Back in January, China ended a 14-year ban on foreign companies selling video game consoles in the country. That was good news for Sony, Microsoft (NASDAQ:MSFT), and Nintendo (NTDOY.PK), as China is a huge potential market, with nearly half a billion gamers and revenues of almost $14 billion. So far, Microsoft and Nintendo have announced plans to sell consoles in China, but Sony had been silent on the issue — until today.
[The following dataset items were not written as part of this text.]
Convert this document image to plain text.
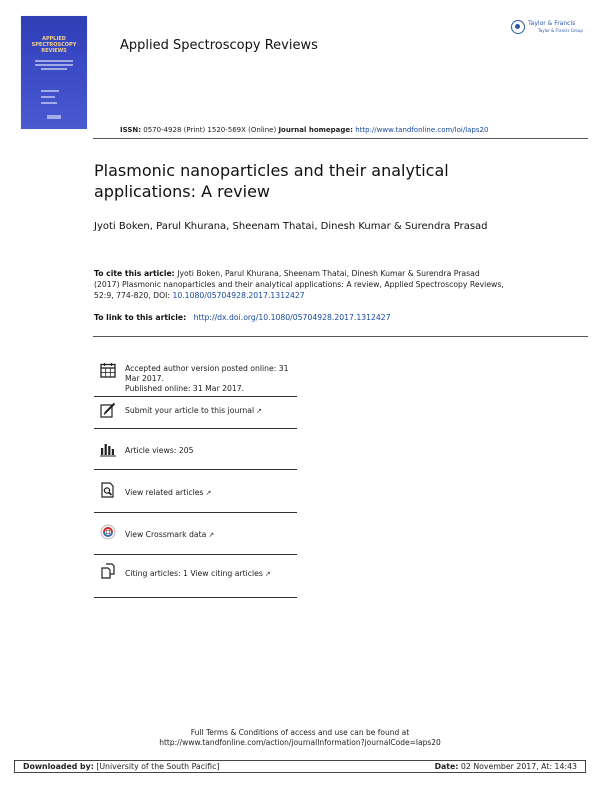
APPLIED
SPECTROSCOPY
REVIEWS	Applied Spectroscopy Reviews
Taylor & Francis
Taylor & Francis Group
ISSN: 0570-4928 (Print) 1520-569X (Online) Journal homepage: http://www.tandfonline.com/loi/laps20
Plasmonic nanoparticles and their analytical applications: A review
Jyoti Boken, Parul Khurana, Sheenam Thatai, Dinesh Kumar & Surendra Prasad
To cite this article: Jyoti Boken, Parul Khurana, Sheenam Thatai, Dinesh Kumar & Surendra Prasad (2017) Plasmonic nanoparticles and their analytical applications: A review, Applied Spectroscopy Reviews, 52:9, 774-820, DOI: 10.1080/05704928.2017.1312427
To link to this article: http://dx.doi.org/10.1080/05704928.2017.1312427
Accepted author version posted online: 31
Mar 2017.
Published online: 31 Mar 2017.
Submit your article to this journal ↗
Article views: 205
View related articles ↗
View Crossmark data ↗
Citing articles: 1 View citing articles ↗
Full Terms & Conditions of access and use can be found at
http://www.tandfonline.com/action/journalInformation?journalCode=laps20
Downloaded by: [University of the South Pacific]	Date: 02 November 2017, At: 14:43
Sony has just revealed that it will set up two joint ventures with Shanghai Oriental Pearl Group to sell PlayStation hardware and software. Although the Chinese government has loosened the rules to allow foreign game makers to sell their wares in the populous country, they’re not making it easy. Each company wishing to do so has to partner with a Chinese company and operate out of the Shanghai free trade zone. Microsoft is working with BesTV New Media and plans to release the Xbox One in China this September. Nintendo hasn’t detailed its plans, but says it will make new hardware to sell in China. Sony will partner with Shanghai Oriental Pearl Culture Development Ltd., but has yet to reveal when its products will hit the shelves in China. In fact, Sony hasn’t even announced which hardware it will release in China, although it will likely include the PlayStation 4 to compete against Microsoft’s Xbox One.

Despite the country’s sizable gaming market, The New York Times says that selling consoles in China could prove more challenging than in the other game markets of the world, like Japan, the United States, and Europe. In part that’s because Chinese gamers have spent the past 14 years playing games on PCs and mobile devices, so there’s no “console culture” like there is elsewhere in the world. Chinese gamers have also grown accustomed to the “free-to-play” model, in which publishers let anyone download their games for free, but charge money for in-game power-ups or extra content. The free-to-play model has begun taking root in mobile and PC gaming in the U.S., but has yet to make much of an impact on consoles.